The Great Sudanese Dream

Sudan is one of those places that exist solely to test mankind’s faith in the Creator. It’s hot, dusty and packed to the rim with millions of people who hate each other. Wherever you look you are guaranteed a view much different than anything you’d see anywhere else. People black as tar and people with green eyes and blond hair sharing the same passport colour. Large suburban villas with garages big enough for six cars towering over neighbouring huts with mud bricks for walls and steel plates for roofs. Elementary schools with 90 children to a class, no electricity or canteen, where 7 year olds are expected to learn 13 books by heart and discipline is handed down through multicoloured donkey whips. People abandoning their ‘7-rooms, free water and generated electricity, 300m2 front yards complete with sea front view’ homes to labour under the sun selling tissue boxes and expired pre-paid cards and sleep in cramped rooms with no running water and the sewage lining the front steps, dreading the morrow with it’s inevitable empty stomachs and tax collectors. The longest river in the world, an empty promise of welfare and prosperity, a sliver of muddy blue raging north, carrying fish, alligators and drowned boys on its way, feeding the land on either side and then claiming it all back in one powerful flood whenever it feels like it. Hatred lurking behind each tree, under each rock, in each black-hearted soul, cooking and simmering for years on end, only to boil over and scorch every plant and person in its way; all in the name of freedom.
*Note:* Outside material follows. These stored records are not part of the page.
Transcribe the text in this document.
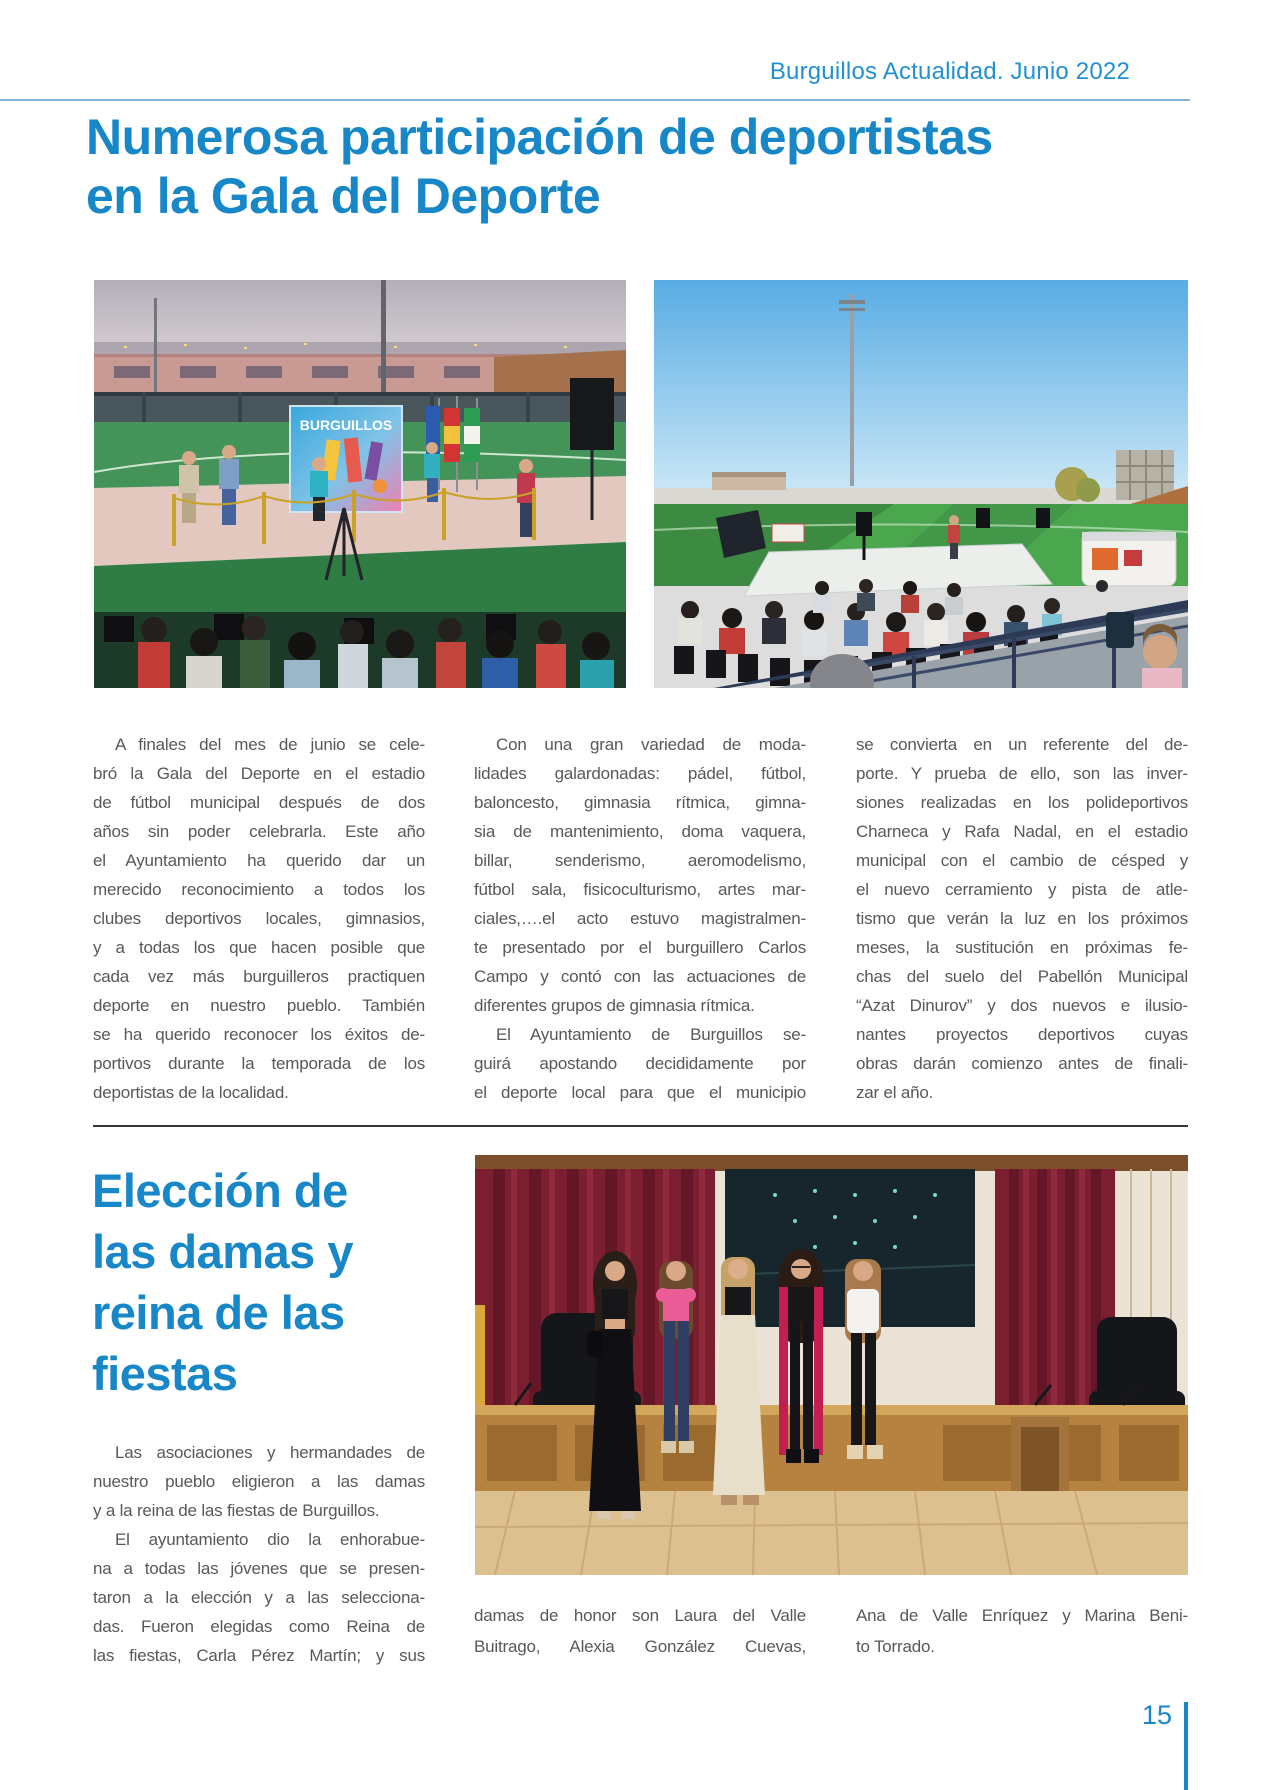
Burguillos Actualidad. Junio 2022
Numerosa participación de deportistas
en la Gala del Deporte
BURGUILLOS
A finales del mes de junio se cele-
bró la Gala del Deporte en el estadio
de fútbol municipal después de dos
años sin poder celebrarla. Este año
el Ayuntamiento ha querido dar un
merecido reconocimiento a todos los
clubes deportivos locales, gimnasios,
y a todas los que hacen posible que
cada vez más burguilleros practiquen
deporte en nuestro pueblo. También
se ha querido reconocer los éxitos de-
portivos durante la temporada de los
deportistas de la localidad.
Con una gran variedad de moda-
lidades galardonadas: pádel, fútbol,
baloncesto, gimnasia rítmica, gimna-
sia de mantenimiento, doma vaquera,
billar, senderismo, aeromodelismo,
fútbol sala, fisicoculturismo, artes mar-
ciales,….el acto estuvo magistralmen-
te presentado por el burguillero Carlos
Campo y contó con las actuaciones de
diferentes grupos de gimnasia rítmica.
El Ayuntamiento de Burguillos se-
guirá apostando decididamente por
el deporte local para que el municipio
se convierta en un referente del de-
porte. Y prueba de ello, son las inver-
siones realizadas en los polideportivos
Charneca y Rafa Nadal, en el estadio
municipal con el cambio de césped y
el nuevo cerramiento y pista de atle-
tismo que verán la luz en los próximos
meses, la sustitución en próximas fe-
chas del suelo del Pabellón Municipal
“Azat Dinurov” y dos nuevos e ilusio-
nantes proyectos deportivos cuyas
obras darán comienzo antes de finali-
zar el año.
Elección de
las damas y
reina de las
fiestas
Las asociaciones y hermandades de
nuestro pueblo eligieron a las damas
y a la reina de las fiestas de Burguillos.
El ayuntamiento dio la enhorabue-
na a todas las jóvenes que se presen-
taron a la elección y a las selecciona-
das. Fueron elegidas como Reina de
las fiestas, Carla Pérez Martín; y sus
damas de honor son Laura del Valle
Buitrago, Alexia González Cuevas,
Ana de Valle Enríquez y Marina Beni-
to Torrado.
15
Hopeless youth, oppressed by democracy that doesn’t exist, merciless poverty sparing no one, and a long, long night with no morning in sight. The Great Sudanese Dream; a declaration of equality and prosperity for the broken land; of peace and freedom from border to border; of love and brotherhood overcoming all barriers of colour, language and origin. The Great Sudanese Dream that until this moment is nothing more than a mirage over the dusty horizon, a child’s hope for the uncertain future, a maybe that just won’t seem to become an is.